The debate over health care in California will define how the debate will go nationwide. Today Sen. Shiela Kuehl submitted SB 840 once again to a legislature which passed it last year. It is the only plan being debated in Sacramento right now that offers real reform of the health care system. Dan Weintraub tells us why the other plans, from the governor and the Democratic leaders in the legislature, are insufficient.

As Gov. Arnold Schwarzenegger and legislative leaders start haggling over how to broaden access to health insurance coverage for millions of Californians who lack it today, they will mostly be talking about tweaking the existing system. Though their plans have major differences, the governor and his legislative counterparts all want to preserve and expand the employer-based system as we know it, mainly by forcing more companies to buy private insurance coverage on behalf of their workers.
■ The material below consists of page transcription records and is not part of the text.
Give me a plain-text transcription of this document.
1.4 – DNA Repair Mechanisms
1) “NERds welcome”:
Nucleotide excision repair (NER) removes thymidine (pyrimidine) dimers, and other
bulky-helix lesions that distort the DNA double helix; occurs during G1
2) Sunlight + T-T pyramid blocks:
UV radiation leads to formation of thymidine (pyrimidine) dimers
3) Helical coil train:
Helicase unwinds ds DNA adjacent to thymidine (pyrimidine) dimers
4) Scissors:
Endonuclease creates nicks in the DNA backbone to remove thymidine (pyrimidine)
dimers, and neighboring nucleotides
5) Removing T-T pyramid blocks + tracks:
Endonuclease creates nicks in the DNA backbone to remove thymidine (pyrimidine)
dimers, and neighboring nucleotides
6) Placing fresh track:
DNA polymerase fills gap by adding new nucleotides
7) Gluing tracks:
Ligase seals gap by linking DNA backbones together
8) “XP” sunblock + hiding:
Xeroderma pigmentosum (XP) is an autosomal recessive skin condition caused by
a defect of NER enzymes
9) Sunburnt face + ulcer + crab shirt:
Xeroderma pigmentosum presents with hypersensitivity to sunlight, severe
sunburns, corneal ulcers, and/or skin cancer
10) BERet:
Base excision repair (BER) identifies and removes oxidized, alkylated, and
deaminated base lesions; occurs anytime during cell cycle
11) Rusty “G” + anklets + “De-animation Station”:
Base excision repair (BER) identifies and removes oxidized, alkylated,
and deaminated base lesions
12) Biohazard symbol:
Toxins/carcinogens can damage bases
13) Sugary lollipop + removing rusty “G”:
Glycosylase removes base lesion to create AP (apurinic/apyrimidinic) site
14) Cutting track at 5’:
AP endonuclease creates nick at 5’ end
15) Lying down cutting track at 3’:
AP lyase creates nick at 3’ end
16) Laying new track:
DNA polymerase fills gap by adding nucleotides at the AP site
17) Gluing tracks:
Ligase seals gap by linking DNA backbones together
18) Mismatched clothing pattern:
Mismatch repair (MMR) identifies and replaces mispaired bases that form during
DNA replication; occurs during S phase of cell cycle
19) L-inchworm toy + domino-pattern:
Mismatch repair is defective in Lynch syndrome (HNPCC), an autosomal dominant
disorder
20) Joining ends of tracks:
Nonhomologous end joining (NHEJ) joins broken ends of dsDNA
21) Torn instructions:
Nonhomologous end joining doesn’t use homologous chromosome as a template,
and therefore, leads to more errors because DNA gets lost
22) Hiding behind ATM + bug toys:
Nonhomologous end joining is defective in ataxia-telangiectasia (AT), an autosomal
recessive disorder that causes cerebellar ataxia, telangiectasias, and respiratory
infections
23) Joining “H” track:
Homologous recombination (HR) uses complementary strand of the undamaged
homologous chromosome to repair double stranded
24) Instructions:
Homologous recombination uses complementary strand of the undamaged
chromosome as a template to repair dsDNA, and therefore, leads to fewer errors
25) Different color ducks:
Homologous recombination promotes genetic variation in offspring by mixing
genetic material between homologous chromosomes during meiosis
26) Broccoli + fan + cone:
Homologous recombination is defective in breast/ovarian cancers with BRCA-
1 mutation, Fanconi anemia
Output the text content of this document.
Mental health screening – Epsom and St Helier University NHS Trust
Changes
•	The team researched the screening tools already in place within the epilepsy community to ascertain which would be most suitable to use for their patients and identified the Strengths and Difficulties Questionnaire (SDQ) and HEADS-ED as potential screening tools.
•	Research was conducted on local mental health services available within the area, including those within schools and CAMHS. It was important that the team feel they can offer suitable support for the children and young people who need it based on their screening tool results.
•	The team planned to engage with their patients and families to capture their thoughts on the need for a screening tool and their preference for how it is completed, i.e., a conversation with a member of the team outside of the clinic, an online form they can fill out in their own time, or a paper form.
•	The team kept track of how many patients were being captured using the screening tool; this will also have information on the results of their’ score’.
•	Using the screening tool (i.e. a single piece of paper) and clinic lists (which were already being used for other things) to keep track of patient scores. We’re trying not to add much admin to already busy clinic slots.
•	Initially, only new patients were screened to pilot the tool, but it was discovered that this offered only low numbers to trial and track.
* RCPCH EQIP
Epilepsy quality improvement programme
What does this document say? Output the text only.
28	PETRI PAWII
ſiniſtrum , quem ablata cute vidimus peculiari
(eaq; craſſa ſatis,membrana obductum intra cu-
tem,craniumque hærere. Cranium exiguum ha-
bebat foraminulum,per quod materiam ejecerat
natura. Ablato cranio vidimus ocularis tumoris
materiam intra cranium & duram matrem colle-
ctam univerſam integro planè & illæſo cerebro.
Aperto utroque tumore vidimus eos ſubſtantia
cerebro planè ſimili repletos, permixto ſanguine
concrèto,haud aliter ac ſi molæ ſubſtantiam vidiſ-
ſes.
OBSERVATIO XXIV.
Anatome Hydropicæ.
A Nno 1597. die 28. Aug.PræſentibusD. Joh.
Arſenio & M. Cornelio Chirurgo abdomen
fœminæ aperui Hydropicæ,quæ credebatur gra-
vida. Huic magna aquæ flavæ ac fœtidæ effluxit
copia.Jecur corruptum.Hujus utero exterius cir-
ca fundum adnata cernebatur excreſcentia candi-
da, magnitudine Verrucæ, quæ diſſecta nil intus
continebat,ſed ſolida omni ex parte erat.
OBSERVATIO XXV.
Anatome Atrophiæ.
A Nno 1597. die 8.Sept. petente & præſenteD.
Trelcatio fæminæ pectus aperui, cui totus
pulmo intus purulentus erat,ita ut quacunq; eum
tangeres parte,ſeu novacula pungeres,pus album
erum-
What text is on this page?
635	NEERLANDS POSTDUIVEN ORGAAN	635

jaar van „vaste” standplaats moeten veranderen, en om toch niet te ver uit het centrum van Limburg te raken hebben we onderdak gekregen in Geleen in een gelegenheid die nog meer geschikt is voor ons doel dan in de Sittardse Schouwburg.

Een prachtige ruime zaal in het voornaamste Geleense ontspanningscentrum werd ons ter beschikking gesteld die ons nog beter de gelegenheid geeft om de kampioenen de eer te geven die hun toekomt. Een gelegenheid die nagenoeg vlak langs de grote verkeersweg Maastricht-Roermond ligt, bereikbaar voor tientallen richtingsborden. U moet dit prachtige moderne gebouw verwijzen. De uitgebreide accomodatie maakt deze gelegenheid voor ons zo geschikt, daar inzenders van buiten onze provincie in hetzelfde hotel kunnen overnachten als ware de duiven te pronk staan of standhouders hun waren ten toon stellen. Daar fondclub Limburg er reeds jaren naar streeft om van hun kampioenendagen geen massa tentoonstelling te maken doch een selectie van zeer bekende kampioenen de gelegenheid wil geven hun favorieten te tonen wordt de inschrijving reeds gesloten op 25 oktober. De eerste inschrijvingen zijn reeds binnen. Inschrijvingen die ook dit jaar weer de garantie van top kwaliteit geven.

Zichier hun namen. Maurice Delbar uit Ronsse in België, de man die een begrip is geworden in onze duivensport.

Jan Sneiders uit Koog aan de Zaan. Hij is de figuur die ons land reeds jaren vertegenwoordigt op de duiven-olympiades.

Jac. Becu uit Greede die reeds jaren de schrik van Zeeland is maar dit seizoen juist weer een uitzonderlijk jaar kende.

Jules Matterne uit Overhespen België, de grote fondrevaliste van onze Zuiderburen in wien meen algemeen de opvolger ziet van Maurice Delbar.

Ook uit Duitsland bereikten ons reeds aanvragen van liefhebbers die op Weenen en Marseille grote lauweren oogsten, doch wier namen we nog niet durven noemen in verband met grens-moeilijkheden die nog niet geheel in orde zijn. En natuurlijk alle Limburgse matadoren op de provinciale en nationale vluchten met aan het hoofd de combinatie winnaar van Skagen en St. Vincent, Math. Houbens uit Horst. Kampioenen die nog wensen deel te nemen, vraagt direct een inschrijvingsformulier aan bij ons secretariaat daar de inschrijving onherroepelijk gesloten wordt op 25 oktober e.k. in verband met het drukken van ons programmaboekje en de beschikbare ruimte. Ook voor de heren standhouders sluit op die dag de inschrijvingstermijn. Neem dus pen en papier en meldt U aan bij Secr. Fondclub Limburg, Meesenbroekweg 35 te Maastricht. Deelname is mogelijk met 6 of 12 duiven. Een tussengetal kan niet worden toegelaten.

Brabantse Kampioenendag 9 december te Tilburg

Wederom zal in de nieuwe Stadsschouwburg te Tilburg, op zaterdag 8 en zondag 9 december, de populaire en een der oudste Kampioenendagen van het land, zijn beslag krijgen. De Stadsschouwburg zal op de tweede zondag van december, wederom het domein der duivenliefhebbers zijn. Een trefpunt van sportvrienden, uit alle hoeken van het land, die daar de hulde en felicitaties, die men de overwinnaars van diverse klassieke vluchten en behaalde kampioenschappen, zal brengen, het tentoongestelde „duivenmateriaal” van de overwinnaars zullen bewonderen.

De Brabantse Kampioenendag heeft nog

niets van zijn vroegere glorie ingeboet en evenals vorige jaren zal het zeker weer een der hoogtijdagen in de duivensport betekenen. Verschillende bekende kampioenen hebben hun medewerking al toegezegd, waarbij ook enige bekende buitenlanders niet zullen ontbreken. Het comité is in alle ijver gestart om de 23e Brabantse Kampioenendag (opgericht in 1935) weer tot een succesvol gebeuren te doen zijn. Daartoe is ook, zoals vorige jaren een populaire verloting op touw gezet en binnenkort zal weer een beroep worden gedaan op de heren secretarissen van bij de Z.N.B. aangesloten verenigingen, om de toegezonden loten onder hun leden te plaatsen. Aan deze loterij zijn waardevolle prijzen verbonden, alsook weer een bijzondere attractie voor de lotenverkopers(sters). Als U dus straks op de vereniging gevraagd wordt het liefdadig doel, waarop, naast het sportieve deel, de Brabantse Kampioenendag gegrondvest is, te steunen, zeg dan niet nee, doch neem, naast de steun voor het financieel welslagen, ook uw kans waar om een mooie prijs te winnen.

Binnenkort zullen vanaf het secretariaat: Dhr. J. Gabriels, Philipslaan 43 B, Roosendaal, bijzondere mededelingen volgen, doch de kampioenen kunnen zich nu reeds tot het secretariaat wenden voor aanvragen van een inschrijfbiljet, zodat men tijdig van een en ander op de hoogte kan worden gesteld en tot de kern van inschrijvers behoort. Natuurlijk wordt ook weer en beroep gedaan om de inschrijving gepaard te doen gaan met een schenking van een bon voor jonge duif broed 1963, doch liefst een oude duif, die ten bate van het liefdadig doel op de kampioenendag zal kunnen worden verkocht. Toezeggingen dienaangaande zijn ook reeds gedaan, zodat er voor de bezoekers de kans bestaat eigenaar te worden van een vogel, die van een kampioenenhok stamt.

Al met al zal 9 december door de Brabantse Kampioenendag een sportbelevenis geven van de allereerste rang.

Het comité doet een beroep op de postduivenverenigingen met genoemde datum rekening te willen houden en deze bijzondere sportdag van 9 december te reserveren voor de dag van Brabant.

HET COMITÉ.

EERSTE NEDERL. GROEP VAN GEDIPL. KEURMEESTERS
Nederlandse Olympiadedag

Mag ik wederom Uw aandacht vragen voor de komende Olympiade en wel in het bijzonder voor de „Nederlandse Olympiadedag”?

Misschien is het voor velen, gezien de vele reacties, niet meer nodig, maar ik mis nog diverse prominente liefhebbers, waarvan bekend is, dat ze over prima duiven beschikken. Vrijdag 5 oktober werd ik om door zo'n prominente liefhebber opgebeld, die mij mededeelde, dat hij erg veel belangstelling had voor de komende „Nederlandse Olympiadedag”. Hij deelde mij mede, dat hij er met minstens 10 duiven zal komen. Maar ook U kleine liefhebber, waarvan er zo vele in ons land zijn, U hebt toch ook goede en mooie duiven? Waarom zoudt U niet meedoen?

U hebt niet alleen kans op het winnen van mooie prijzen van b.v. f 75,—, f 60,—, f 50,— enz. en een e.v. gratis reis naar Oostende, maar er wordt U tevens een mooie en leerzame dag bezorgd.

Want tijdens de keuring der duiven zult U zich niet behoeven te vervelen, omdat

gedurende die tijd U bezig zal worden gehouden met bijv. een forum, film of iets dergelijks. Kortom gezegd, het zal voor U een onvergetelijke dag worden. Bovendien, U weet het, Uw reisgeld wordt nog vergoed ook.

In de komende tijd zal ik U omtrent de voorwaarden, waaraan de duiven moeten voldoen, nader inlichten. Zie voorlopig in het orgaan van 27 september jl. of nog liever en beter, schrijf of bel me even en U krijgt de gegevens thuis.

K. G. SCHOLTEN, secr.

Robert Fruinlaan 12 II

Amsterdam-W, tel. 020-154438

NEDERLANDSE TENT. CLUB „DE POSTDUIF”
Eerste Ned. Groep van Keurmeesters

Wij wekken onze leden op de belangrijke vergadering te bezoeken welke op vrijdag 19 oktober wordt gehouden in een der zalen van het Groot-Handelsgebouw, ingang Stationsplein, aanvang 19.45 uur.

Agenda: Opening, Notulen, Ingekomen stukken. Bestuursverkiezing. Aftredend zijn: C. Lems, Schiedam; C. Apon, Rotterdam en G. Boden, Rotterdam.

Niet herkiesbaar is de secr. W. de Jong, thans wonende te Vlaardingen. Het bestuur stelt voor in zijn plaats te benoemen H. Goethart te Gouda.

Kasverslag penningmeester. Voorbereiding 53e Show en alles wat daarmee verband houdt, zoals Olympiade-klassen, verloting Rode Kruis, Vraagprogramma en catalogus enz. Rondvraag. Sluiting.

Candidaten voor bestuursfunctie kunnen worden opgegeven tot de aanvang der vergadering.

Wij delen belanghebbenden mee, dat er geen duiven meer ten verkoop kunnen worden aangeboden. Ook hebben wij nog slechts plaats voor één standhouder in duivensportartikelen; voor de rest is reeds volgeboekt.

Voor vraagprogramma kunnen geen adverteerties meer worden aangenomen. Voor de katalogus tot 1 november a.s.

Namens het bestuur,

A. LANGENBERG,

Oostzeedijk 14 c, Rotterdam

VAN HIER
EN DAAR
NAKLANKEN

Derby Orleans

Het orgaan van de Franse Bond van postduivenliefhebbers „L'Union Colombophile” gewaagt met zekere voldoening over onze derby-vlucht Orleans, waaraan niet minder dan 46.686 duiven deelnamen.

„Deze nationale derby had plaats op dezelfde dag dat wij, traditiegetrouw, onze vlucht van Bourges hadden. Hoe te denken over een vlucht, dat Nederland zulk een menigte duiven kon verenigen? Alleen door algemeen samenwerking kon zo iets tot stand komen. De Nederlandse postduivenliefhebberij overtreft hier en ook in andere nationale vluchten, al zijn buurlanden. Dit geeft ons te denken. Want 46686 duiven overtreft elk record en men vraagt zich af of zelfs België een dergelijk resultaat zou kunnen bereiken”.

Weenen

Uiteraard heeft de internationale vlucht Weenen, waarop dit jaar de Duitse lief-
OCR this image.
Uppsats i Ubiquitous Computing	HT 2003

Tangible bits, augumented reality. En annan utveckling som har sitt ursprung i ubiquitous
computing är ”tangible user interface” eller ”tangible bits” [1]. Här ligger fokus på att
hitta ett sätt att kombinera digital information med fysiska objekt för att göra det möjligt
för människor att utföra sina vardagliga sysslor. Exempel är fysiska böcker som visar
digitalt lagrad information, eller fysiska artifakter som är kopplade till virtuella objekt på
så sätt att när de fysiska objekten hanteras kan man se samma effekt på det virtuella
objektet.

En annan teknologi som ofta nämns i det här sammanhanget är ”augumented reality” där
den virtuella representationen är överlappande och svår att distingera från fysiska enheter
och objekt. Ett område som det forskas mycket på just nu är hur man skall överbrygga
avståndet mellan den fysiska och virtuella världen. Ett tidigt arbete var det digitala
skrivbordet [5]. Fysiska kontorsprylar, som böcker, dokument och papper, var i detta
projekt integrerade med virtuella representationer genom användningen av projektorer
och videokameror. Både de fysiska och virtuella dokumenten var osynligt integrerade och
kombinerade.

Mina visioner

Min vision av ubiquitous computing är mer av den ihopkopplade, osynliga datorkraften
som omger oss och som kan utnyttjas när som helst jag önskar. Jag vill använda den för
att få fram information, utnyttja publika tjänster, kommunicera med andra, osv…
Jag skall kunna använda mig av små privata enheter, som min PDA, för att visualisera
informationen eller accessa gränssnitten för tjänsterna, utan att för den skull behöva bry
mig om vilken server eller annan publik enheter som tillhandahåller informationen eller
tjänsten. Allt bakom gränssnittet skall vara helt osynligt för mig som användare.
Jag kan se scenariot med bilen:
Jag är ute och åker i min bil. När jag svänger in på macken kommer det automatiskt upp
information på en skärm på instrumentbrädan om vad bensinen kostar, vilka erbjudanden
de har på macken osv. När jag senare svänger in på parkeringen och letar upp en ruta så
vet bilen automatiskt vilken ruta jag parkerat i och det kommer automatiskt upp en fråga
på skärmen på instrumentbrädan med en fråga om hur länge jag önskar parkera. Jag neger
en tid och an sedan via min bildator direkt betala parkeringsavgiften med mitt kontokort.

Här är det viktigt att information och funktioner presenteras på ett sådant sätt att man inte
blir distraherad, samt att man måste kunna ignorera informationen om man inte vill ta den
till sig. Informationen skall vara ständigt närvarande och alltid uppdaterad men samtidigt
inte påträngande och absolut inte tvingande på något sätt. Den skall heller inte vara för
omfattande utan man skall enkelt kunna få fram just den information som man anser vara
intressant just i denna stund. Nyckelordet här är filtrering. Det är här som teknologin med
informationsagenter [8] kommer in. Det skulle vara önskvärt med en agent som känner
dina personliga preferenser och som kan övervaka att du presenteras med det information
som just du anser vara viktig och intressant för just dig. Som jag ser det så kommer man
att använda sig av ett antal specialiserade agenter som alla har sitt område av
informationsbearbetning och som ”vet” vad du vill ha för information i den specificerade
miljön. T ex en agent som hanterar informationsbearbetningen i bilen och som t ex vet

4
If you think the current system works pretty well, then you probably think this is the right approach. A few subsidies here, a mandate there, a new tax or two and we're done. After all, more than 80 percent of Californians have health insurance of one kind or another already. Why mess with a good thing?

But Schwarzenegger and the legislative leaders -- Senate Leader Don Perata and Assembly Speaker Fabian Núñez -- say that our health care system is in crisis. That diagnosis begs the question: If our current system is failing so badly, why add millions more people to it without fundamental change? Should we be trying to shore it up, or should we just chuck it and try something new?

Weintraub thinks the key is cost control and containment. This is true, and there's no more efficient a system than Kuehl's single-payer approach. We don't strive for the big things in America anymore; incremental approaches and change by inches are seen as the only things which are politically viable. I understand well that politics is a game of compromise, and that the most likely approach to get real progress on health care is to put the private for-profit insurance industry in competition with a public system, forcing insurers to provide better care or be simply pushed out of existence. However, while politics is the art of the possible, it's extremely important to dream the impossible, to push the needle of where the possible can land.

The alternative proposal, offered for the third year in a row by Sen. Sheila Kuehl (D-Santa Monica), would create a state agency to pay for medical treatment for all Californians. Doctors and hospitals would remain private entities.

Financed by taxes on payroll and income, the plan is presented by proponents as a panacea, providing everyone with more and better care while saving most families money by eliminating much of the administrative cost of the current healthcare bureaucracy.

A 2004 study by the Lewin Group, a consulting group whose other work has been cited by Schwarzenegger's office, estimated that the plan could extend coverage to the 6.5 million Californians without insurance while saving $8 billion, or 4% of healthcare spending in California by individuals and businesses.

Single-payer actually saves both California citizens, businesses and the state money while providing quality care for all. There is no reason this should be a third rail. We know that health care spending is set to double over the next ten years under the current system. We know that the vast majority of Americans want health care for all, and would PAY HIGHER TAXES to get it. There is no earthly reason we should be putting together these piecemeal, don't-offend-the-insurance-industry deals that preserve a failed system.

I'm very pleased Shiela Kuehl has brought her proposal back for a third straight year, and I hope that it will get us to some compromise on health care which is both possible and progressive. We should not have to choose.